Reste qu’officiellement les seuls objectifs Four/Thirds totalement compatibles sont les suivants :

  • Olympus Zuiko 25 F2.8 ‘Pancake’
  • Olympus Zuiko Digital ED 14-42mm F3.5-5.6
  • Olympus Zuiko Digital ED 40-150mm F4-5.6
  • Panasonic Leica D Summilux 25mm F1.4 ASPH
  • Panasonic Leica D Vario-Elmar 14-50mm F3.8-5.6 ASPH. Mega OIS
  • Panasonic Leica D Vario-Elmar 14-150mm F3.5-5.6 ASPH. Mega OIS

Conclusion

La première découverte de l’appareil permet d’avoir une première opinion positive. la compacité de l’appareil même si elle n’est pas exploité au maximum du concept, est appréciable se rapprochant véritablement avec un FZ18. Avec un objectif pancake 25mm on devrait s’approcher de la taille d’un gros compact numérique.

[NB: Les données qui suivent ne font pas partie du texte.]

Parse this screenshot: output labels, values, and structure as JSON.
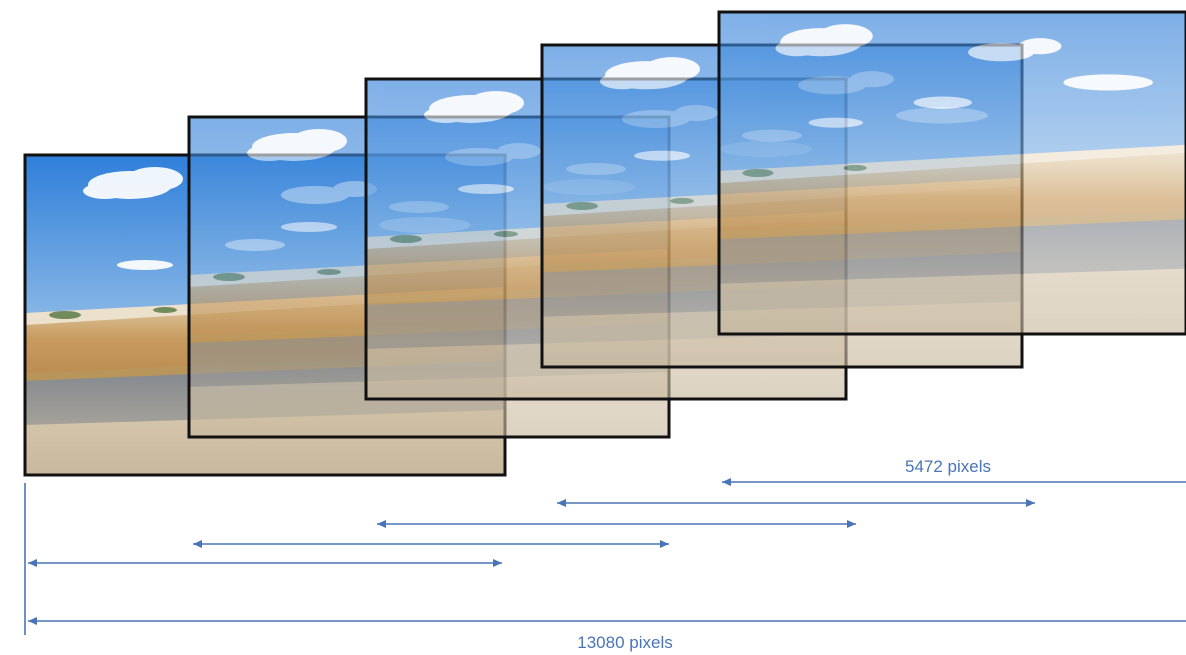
{
  "colors": {
    "frame_border": "#111111",
    "measure": "#4a74b8",
    "sky_top": "#3f86d8",
    "sky_bottom": "#d9e8f4",
    "field": "#cfae75",
    "road": "#8a8f95"
  },
  "frames": [
    {
      "index": 1
    },
    {
      "index": 2
    },
    {
      "index": 3
    },
    {
      "index": 4
    },
    {
      "index": 5
    }
  ],
  "measurements": {
    "frame_width_label": "5472 pixels",
    "total_width_label": "13080 pixels"
  }
}
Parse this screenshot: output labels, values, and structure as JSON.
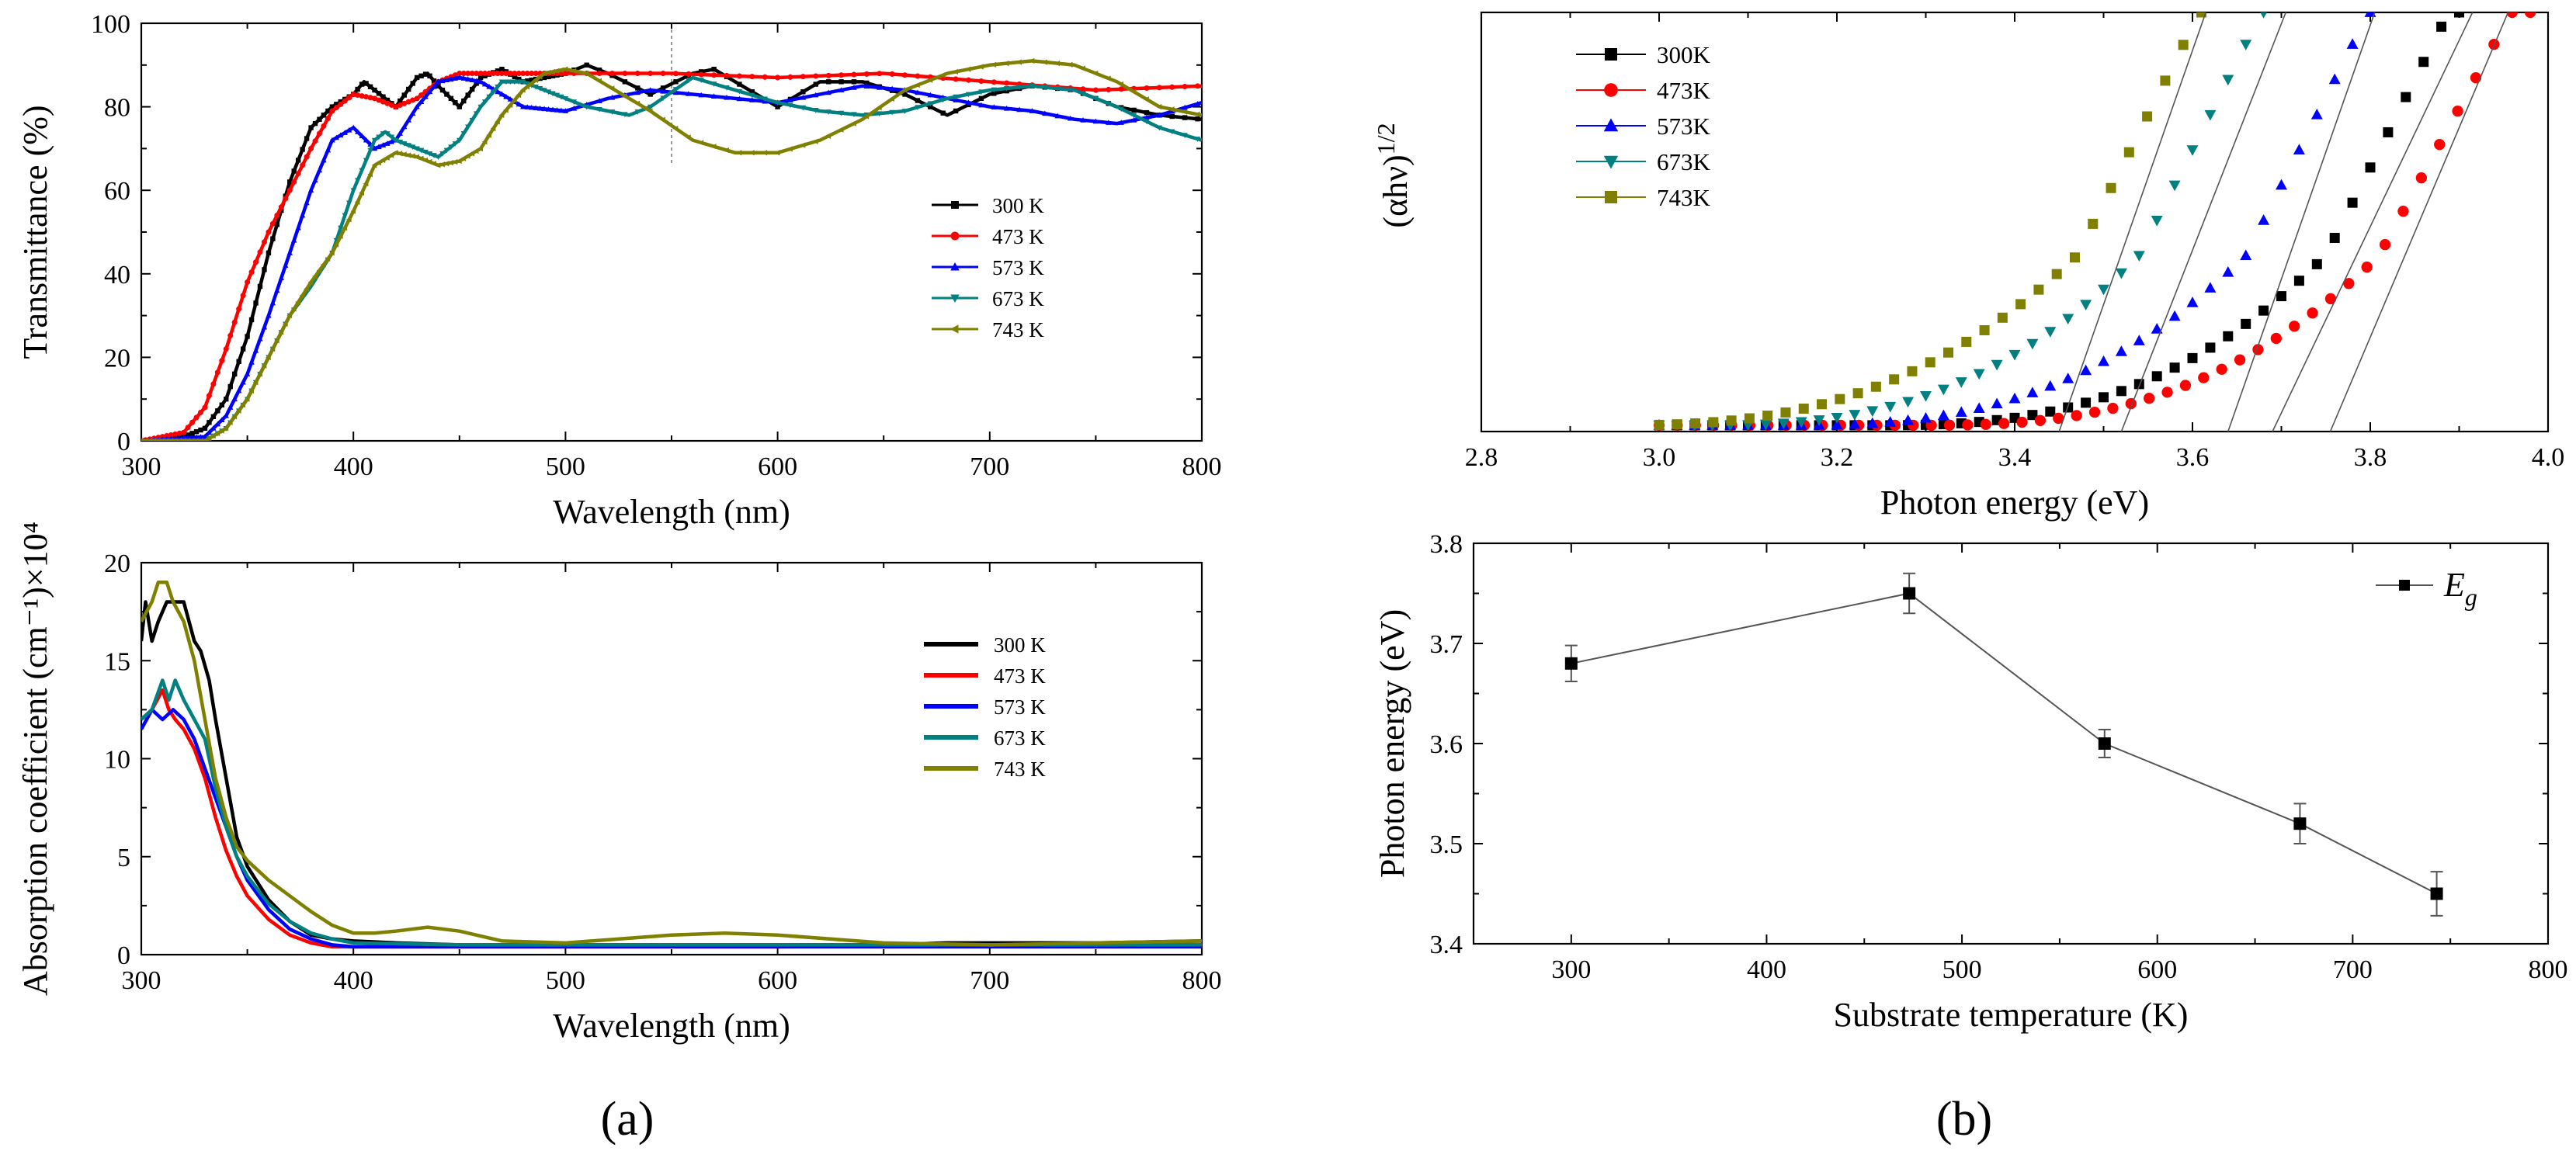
{
  "panels": {
    "a": "(a)",
    "b": "(b)"
  },
  "chart_data": [
    {
      "id": "transmittance",
      "type": "line",
      "title": "",
      "xlabel": "Wavelength (nm)",
      "ylabel": "Transmittance (%)",
      "xlim": [
        300,
        800
      ],
      "ylim": [
        0,
        100
      ],
      "xticks": [
        "300",
        "400",
        "500",
        "600",
        "700",
        "800"
      ],
      "yticks": [
        "0",
        "20",
        "40",
        "60",
        "80",
        "100"
      ],
      "legend_position": "center-right",
      "series": [
        {
          "name": "300 K",
          "color": "#000000",
          "marker": "square",
          "x": [
            300,
            320,
            330,
            340,
            350,
            360,
            370,
            380,
            390,
            400,
            405,
            410,
            420,
            430,
            435,
            440,
            450,
            460,
            470,
            480,
            500,
            510,
            520,
            540,
            560,
            570,
            580,
            600,
            620,
            640,
            660,
            680,
            700,
            720,
            740,
            760,
            780,
            800
          ],
          "y": [
            0,
            1,
            3,
            10,
            25,
            45,
            62,
            75,
            80,
            83,
            86,
            84,
            80,
            87,
            88,
            85,
            80,
            87,
            89,
            86,
            88,
            90,
            88,
            83,
            88,
            89,
            86,
            80,
            86,
            86,
            83,
            78,
            83,
            85,
            84,
            80,
            78,
            77
          ]
        },
        {
          "name": "473 K",
          "color": "#ff0000",
          "marker": "circle",
          "x": [
            300,
            320,
            330,
            340,
            350,
            360,
            370,
            380,
            390,
            400,
            410,
            420,
            430,
            440,
            450,
            460,
            470,
            500,
            550,
            600,
            650,
            700,
            750,
            800
          ],
          "y": [
            0,
            2,
            8,
            22,
            38,
            50,
            60,
            70,
            79,
            83,
            82,
            80,
            82,
            86,
            88,
            88,
            88,
            88,
            88,
            87,
            88,
            86,
            84,
            85
          ]
        },
        {
          "name": "573 K",
          "color": "#0000ff",
          "marker": "triangle-up",
          "x": [
            300,
            330,
            340,
            350,
            360,
            370,
            380,
            390,
            400,
            410,
            420,
            430,
            440,
            450,
            460,
            470,
            480,
            500,
            520,
            540,
            560,
            580,
            600,
            620,
            640,
            660,
            680,
            700,
            720,
            740,
            760,
            780,
            800
          ],
          "y": [
            0,
            1,
            6,
            16,
            30,
            45,
            60,
            72,
            75,
            70,
            72,
            80,
            86,
            87,
            86,
            83,
            80,
            79,
            82,
            84,
            83,
            82,
            81,
            83,
            85,
            84,
            82,
            80,
            79,
            77,
            76,
            78,
            81
          ]
        },
        {
          "name": "673 K",
          "color": "#008080",
          "marker": "triangle-down",
          "x": [
            300,
            330,
            340,
            350,
            360,
            370,
            380,
            390,
            400,
            410,
            415,
            420,
            430,
            440,
            450,
            460,
            470,
            480,
            490,
            500,
            510,
            520,
            530,
            540,
            560,
            580,
            600,
            620,
            640,
            660,
            680,
            700,
            720,
            740,
            760,
            780,
            800
          ],
          "y": [
            0,
            0,
            3,
            10,
            20,
            30,
            37,
            45,
            60,
            72,
            74,
            72,
            70,
            68,
            72,
            80,
            86,
            86,
            84,
            82,
            80,
            79,
            78,
            80,
            87,
            84,
            81,
            79,
            78,
            79,
            82,
            84,
            85,
            84,
            80,
            75,
            72
          ]
        },
        {
          "name": "743 K",
          "color": "#808000",
          "marker": "triangle-left",
          "x": [
            300,
            330,
            340,
            350,
            360,
            370,
            380,
            390,
            400,
            410,
            420,
            430,
            440,
            450,
            460,
            470,
            480,
            490,
            500,
            510,
            520,
            540,
            560,
            580,
            600,
            620,
            640,
            660,
            680,
            700,
            720,
            740,
            760,
            780,
            800
          ],
          "y": [
            0,
            0,
            3,
            10,
            20,
            30,
            38,
            45,
            55,
            66,
            69,
            68,
            66,
            67,
            70,
            78,
            84,
            88,
            89,
            88,
            85,
            79,
            72,
            69,
            69,
            72,
            77,
            84,
            88,
            90,
            91,
            90,
            86,
            80,
            78
          ]
        }
      ]
    },
    {
      "id": "absorption",
      "type": "line",
      "title": "",
      "xlabel": "Wavelength (nm)",
      "ylabel": "Absorption coefficient (cm⁻¹)×10⁴",
      "xlim": [
        300,
        800
      ],
      "ylim": [
        0,
        20
      ],
      "xticks": [
        "300",
        "400",
        "500",
        "600",
        "700",
        "800"
      ],
      "yticks": [
        "0",
        "5",
        "10",
        "15",
        "20"
      ],
      "legend_position": "center-right",
      "series": [
        {
          "name": "300 K",
          "color": "#000000",
          "x": [
            300,
            302,
            305,
            308,
            312,
            315,
            320,
            325,
            328,
            332,
            335,
            340,
            345,
            350,
            360,
            370,
            380,
            390,
            400,
            420,
            450,
            500,
            550,
            600,
            650,
            680,
            700,
            750,
            800
          ],
          "y": [
            16,
            18,
            16,
            17,
            18,
            18,
            18,
            16,
            15.5,
            14,
            12,
            9,
            6,
            4.5,
            2.8,
            1.7,
            1,
            0.8,
            0.7,
            0.6,
            0.5,
            0.5,
            0.5,
            0.5,
            0.5,
            0.6,
            0.6,
            0.6,
            0.7
          ]
        },
        {
          "name": "473 K",
          "color": "#ff0000",
          "x": [
            300,
            305,
            310,
            313,
            316,
            320,
            325,
            330,
            335,
            340,
            345,
            350,
            360,
            370,
            380,
            390,
            400,
            450,
            500,
            600,
            700,
            800
          ],
          "y": [
            12,
            12.5,
            13.5,
            12.5,
            12,
            11.5,
            10.5,
            9,
            7,
            5.3,
            4,
            3,
            1.8,
            1,
            0.6,
            0.4,
            0.4,
            0.4,
            0.4,
            0.4,
            0.5,
            0.5
          ]
        },
        {
          "name": "573 K",
          "color": "#0000ff",
          "x": [
            300,
            305,
            310,
            315,
            320,
            325,
            330,
            335,
            340,
            345,
            350,
            360,
            370,
            380,
            390,
            400,
            450,
            500,
            600,
            700,
            800
          ],
          "y": [
            11.5,
            12.5,
            12,
            12.5,
            12,
            11,
            9.5,
            8,
            6.5,
            5,
            3.8,
            2.3,
            1.3,
            0.8,
            0.5,
            0.4,
            0.4,
            0.4,
            0.4,
            0.4,
            0.4
          ]
        },
        {
          "name": "673 K",
          "color": "#008080",
          "x": [
            300,
            305,
            310,
            313,
            316,
            320,
            325,
            330,
            335,
            340,
            345,
            350,
            360,
            370,
            380,
            390,
            400,
            450,
            500,
            600,
            700,
            800
          ],
          "y": [
            12,
            12.5,
            14,
            13,
            14,
            13,
            12,
            11,
            8.5,
            6.5,
            5,
            4,
            2.6,
            1.7,
            1.1,
            0.8,
            0.6,
            0.5,
            0.5,
            0.5,
            0.5,
            0.5
          ]
        },
        {
          "name": "743 K",
          "color": "#808000",
          "x": [
            300,
            305,
            308,
            312,
            315,
            320,
            325,
            330,
            335,
            340,
            345,
            350,
            360,
            370,
            380,
            390,
            400,
            410,
            420,
            435,
            450,
            470,
            500,
            550,
            575,
            600,
            650,
            700,
            750,
            800
          ],
          "y": [
            17,
            18,
            19,
            19,
            18,
            17,
            15,
            12,
            9,
            7,
            5.5,
            4.8,
            3.8,
            3,
            2.2,
            1.5,
            1.1,
            1.1,
            1.2,
            1.4,
            1.2,
            0.7,
            0.6,
            1,
            1.1,
            1,
            0.6,
            0.5,
            0.6,
            0.7
          ]
        }
      ]
    },
    {
      "id": "tauc",
      "type": "scatter",
      "title": "",
      "xlabel": "Photon energy (eV)",
      "ylabel": "(αhν)",
      "ylabel_superscript": "1/2",
      "xlim": [
        2.8,
        4.0
      ],
      "ylim": [
        0,
        1
      ],
      "xticks": [
        "2.8",
        "3.0",
        "3.2",
        "3.4",
        "3.6",
        "3.8",
        "4.0"
      ],
      "yticks": [],
      "legend_position": "top-left",
      "series": [
        {
          "name": "300K",
          "color": "#000000",
          "marker": "square",
          "x_start": 3.0,
          "x_end": 3.9,
          "n": 46,
          "onset": 3.25,
          "knee": 3.75,
          "y_knee": 0.42,
          "slope": 4.2
        },
        {
          "name": "473K",
          "color": "#ff0000",
          "marker": "circle",
          "x_start": 3.0,
          "x_end": 3.98,
          "n": 49,
          "onset": 3.3,
          "knee": 3.81,
          "y_knee": 0.42,
          "slope": 3.9
        },
        {
          "name": "573K",
          "color": "#0000ff",
          "marker": "triangle-up",
          "x_start": 3.0,
          "x_end": 3.8,
          "n": 41,
          "onset": 3.15,
          "knee": 3.66,
          "y_knee": 0.42,
          "slope": 4.2
        },
        {
          "name": "673K",
          "color": "#008080",
          "marker": "triangle-down",
          "x_start": 3.0,
          "x_end": 3.68,
          "n": 35,
          "onset": 3.05,
          "knee": 3.54,
          "y_knee": 0.42,
          "slope": 4.2
        },
        {
          "name": "743K",
          "color": "#808000",
          "marker": "square",
          "x_start": 3.0,
          "x_end": 3.61,
          "n": 31,
          "onset": 2.95,
          "knee": 3.47,
          "y_knee": 0.42,
          "slope": 4.2
        }
      ],
      "fit_lines": [
        {
          "x1": 3.45,
          "y1": 0.0,
          "x2": 3.615,
          "y2": 1.0
        },
        {
          "x1": 3.52,
          "y1": 0.0,
          "x2": 3.705,
          "y2": 1.0
        },
        {
          "x1": 3.64,
          "y1": 0.0,
          "x2": 3.805,
          "y2": 1.0
        },
        {
          "x1": 3.69,
          "y1": 0.0,
          "x2": 3.915,
          "y2": 1.0
        },
        {
          "x1": 3.755,
          "y1": 0.0,
          "x2": 3.955,
          "y2": 1.0
        }
      ]
    },
    {
      "id": "bandgap",
      "type": "line",
      "title": "",
      "xlabel": "Substrate temperature (K)",
      "ylabel": "Photon energy (eV)",
      "xlim": [
        250,
        800
      ],
      "ylim": [
        3.4,
        3.8
      ],
      "xticks": [
        "300",
        "400",
        "500",
        "600",
        "700",
        "800"
      ],
      "yticks": [
        "3.4",
        "3.5",
        "3.6",
        "3.7",
        "3.8"
      ],
      "legend_position": "top-right",
      "legend": "E",
      "legend_subscript": "g",
      "series": [
        {
          "name": "Eg",
          "color": "#000000",
          "marker": "square",
          "x": [
            300,
            473,
            573,
            673,
            743
          ],
          "y": [
            3.68,
            3.75,
            3.6,
            3.52,
            3.45
          ],
          "err": [
            0.018,
            0.02,
            0.014,
            0.02,
            0.022
          ]
        }
      ]
    }
  ]
}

Avec 440g en ordre de marche (contre 410 pour un FZ), on imagine facilement l’avantage de cette nouvelle architecture. Maintenant, ceux qui n’aiment pas les viseurs électroniques pourraient être véritablement bluffés par la qualité de ce dernier.

Ce G1 est donc encourageant. Nous attendrons les modèles de série pour conclure définitivement sur cet appareil.